Utiliser des humidificateurs d’air, des linges mouillés placés devant les fenêtres est presque indispensables dans cette catégorie de personnes vulnérables.
🔸 En ce qui concerne les personnes sous oxygénothérapie
Celles-ci doivent placer un humidificateur sur l’appareil à oxygène car ce dernier dessèche lui-même les muqueuses respiratoires, une conséquence encore plus importante en cas de fortes chaleurs. En général, l’humidificateur est conseillé au-delà de 3 litres par minute, mais ce peut être bien en deçà en cas de canicule.
🔸 Quant à l’adaptation du traitement de fond inhalé, la posologie doit être transitoirement augmentée en cas de déséquilibre et d’apparition de symptômes (toux, sifflements…).
Il est sage d’envisager avec son pneumologue un plan d’action qui permettrait au patient de gérer en autonomie son traitement inhalé lors d’expositions intenses, notamment à la canicule, afin de prévenir le risque d’exacerbation de sa pathologie.
Se protéger des feux de forêt et de leurs fumées
Cette semaine, certaines stations de mesure dans les Landes et les Pyrénées-Atlantiques ont enregistré des concentrations élevées de PM10 et PM2,5 (particules fines). La source : les feux en cours à La Teste-de-Buch et à Landiras. Or ces pics de pollution brefs mais intenses peuvent impacter les malades respiratoires. Selon le Pr Chantal Raherison-Semjen, « les feux de forêt constituent des pics de pollution nocifs pour les malades asthmatiques et BPCO, mais également les autres malades respiratoires chroniques.
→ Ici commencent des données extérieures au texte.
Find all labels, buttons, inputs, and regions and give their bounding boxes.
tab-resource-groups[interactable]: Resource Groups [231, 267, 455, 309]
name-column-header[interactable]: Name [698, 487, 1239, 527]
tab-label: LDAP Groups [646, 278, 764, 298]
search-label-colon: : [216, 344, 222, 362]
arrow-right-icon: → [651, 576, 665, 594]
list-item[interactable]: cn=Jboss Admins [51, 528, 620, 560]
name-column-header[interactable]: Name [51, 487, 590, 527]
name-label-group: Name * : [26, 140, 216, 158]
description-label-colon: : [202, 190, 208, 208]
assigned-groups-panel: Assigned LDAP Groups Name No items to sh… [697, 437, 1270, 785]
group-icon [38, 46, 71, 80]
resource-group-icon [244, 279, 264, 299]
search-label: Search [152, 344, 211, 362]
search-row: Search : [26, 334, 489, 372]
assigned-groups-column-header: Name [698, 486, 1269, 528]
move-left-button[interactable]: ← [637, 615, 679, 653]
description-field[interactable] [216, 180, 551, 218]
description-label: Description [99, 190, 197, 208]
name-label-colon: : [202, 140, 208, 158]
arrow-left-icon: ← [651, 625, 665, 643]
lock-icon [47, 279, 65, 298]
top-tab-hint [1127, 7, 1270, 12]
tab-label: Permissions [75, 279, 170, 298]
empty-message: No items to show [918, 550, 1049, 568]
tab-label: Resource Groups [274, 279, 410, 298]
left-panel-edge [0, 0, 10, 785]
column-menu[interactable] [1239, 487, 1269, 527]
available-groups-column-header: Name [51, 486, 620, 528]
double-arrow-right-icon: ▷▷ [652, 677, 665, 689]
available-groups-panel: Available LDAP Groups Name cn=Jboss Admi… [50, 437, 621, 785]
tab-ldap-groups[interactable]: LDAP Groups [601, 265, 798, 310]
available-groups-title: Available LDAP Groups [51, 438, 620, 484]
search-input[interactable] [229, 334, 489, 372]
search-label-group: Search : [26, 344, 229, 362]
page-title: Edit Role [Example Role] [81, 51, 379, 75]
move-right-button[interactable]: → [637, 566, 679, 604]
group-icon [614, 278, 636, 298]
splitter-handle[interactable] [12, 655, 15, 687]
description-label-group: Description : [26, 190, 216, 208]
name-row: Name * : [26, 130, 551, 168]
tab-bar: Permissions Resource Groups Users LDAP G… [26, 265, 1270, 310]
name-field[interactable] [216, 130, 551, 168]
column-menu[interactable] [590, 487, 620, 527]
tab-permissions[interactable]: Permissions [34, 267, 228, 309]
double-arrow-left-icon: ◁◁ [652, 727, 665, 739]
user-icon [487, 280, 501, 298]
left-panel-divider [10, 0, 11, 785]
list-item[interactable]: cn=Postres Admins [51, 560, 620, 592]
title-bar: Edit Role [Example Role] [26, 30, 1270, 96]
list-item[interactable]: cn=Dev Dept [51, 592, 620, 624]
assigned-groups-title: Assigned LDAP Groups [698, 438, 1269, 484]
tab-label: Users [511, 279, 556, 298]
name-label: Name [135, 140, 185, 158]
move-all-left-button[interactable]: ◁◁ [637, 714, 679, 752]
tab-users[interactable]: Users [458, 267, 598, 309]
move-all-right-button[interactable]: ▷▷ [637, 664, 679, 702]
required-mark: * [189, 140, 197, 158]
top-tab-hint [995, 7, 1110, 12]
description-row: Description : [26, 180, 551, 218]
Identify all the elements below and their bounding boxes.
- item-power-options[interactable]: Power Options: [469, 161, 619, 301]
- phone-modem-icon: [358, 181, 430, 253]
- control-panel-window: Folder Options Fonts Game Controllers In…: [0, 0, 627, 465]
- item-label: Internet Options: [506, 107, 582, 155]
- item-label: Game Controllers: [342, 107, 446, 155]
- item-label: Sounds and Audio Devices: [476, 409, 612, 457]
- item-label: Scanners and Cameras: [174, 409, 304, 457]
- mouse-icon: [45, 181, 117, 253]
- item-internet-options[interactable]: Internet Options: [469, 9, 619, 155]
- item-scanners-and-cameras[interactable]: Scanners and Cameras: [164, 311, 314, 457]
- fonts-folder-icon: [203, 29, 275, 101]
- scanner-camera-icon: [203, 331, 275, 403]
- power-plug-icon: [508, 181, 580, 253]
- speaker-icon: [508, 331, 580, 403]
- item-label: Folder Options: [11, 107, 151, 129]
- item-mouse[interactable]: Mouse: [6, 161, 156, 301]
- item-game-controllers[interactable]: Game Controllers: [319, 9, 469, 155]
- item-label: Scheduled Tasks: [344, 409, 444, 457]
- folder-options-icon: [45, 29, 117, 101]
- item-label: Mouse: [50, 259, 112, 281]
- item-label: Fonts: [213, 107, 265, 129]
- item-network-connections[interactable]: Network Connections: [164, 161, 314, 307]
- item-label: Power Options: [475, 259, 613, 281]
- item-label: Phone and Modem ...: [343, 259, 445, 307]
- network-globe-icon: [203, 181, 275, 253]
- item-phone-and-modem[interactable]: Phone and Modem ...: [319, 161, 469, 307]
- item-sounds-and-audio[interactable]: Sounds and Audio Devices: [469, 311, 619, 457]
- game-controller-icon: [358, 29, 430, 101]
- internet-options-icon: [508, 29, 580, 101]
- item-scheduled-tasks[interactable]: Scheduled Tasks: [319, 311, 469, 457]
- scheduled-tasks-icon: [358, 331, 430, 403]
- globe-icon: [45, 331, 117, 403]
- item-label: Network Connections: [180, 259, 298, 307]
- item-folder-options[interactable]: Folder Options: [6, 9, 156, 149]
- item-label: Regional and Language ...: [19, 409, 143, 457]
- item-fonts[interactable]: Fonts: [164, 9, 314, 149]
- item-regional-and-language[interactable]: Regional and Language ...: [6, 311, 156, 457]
Depuis le début des années 2000, des publications scientifiques font état des conséquences sur la santé de ces incendies. Même chez les personnes non asthmatiques, l’exposition aux feux de forêt (ou brûlage des champs de canne à sucre, etc.) pendant 2 à 5 jours confère une augmentation du risque de symptômes respiratoires d’irritation (toux, sifflements), ainsi qu’un risque d’exacerbations et d’essoufflement accru chez les personnes asthmatiques et BPCO. »
Cette source de pollution est reconnue depuis très longtemps : le fait de brûler du bois, que l’on appelle combustion de la biomasse, comme lors des incendies de forêt ou, dans une moindre mesure, des matières organiques ou d’origine fossile, à l’instar de l’enfumage des vignes et des vergers pour éviter le gel des bourgeons, provoque le dégagement de particules fines et d’hydrocarbures aromatiques polycycliques. C’est le même phénomène observé avec le trafic automobile.
« Dans les fumées noires, on retrouve du benzène, du cyanure et du monoxyde de carbone, détaille Frédéric Le Guillou. Les fumées blanches dégagent pour leur part des particules fines (PM10) et ultrafines (PM2,5). Ces dernières pénètrent jusqu’aux alvéoles pulmonaires, puis passent dans la circulation sanguine, engendrant un stress oxydatif impliqué dans les thromboses (caillot bouchant une artère). » Ces incendies sont donc néfastes pour l’appareil respiratoire, mais également cardiovasculaire.
➡ Les mesures à prendre en cas de feux de forêt à proximité
🔥 En cas d’incendie important et/ou de fumée de feux de forêt, selon les consignes d’évacuation des pompiers, les malades respiratoires doivent se calfeutrer chez eux et, lorsqu’ils sont prévenus suffisamment à l’avance, s’éloigner temporairement.
- Ils doivent appliquer les mêmes mesures qu’en cas de pic de pollution, comme augmenter la posologie de leur traitement bronchodilatateur en accord avec leur médecin et le consulter en cas d’exacerbation.
- Les masques estampillés FFP2, chirurgicaux, peuvent aussi aider à filtrer les particules dangereuses.
- Comme en cas de fortes chaleurs ou d’incendies, mieux vaut éviter l’activité physique, car le fait d’hyperventiler (la fréquence respiratoire s’élève) dégrade la situation respiratoire par inhalation de particules toxiques, et le rejet accru de vapeur d’eau (en plus de la sueur) accélère la déshydratation de l’organisme.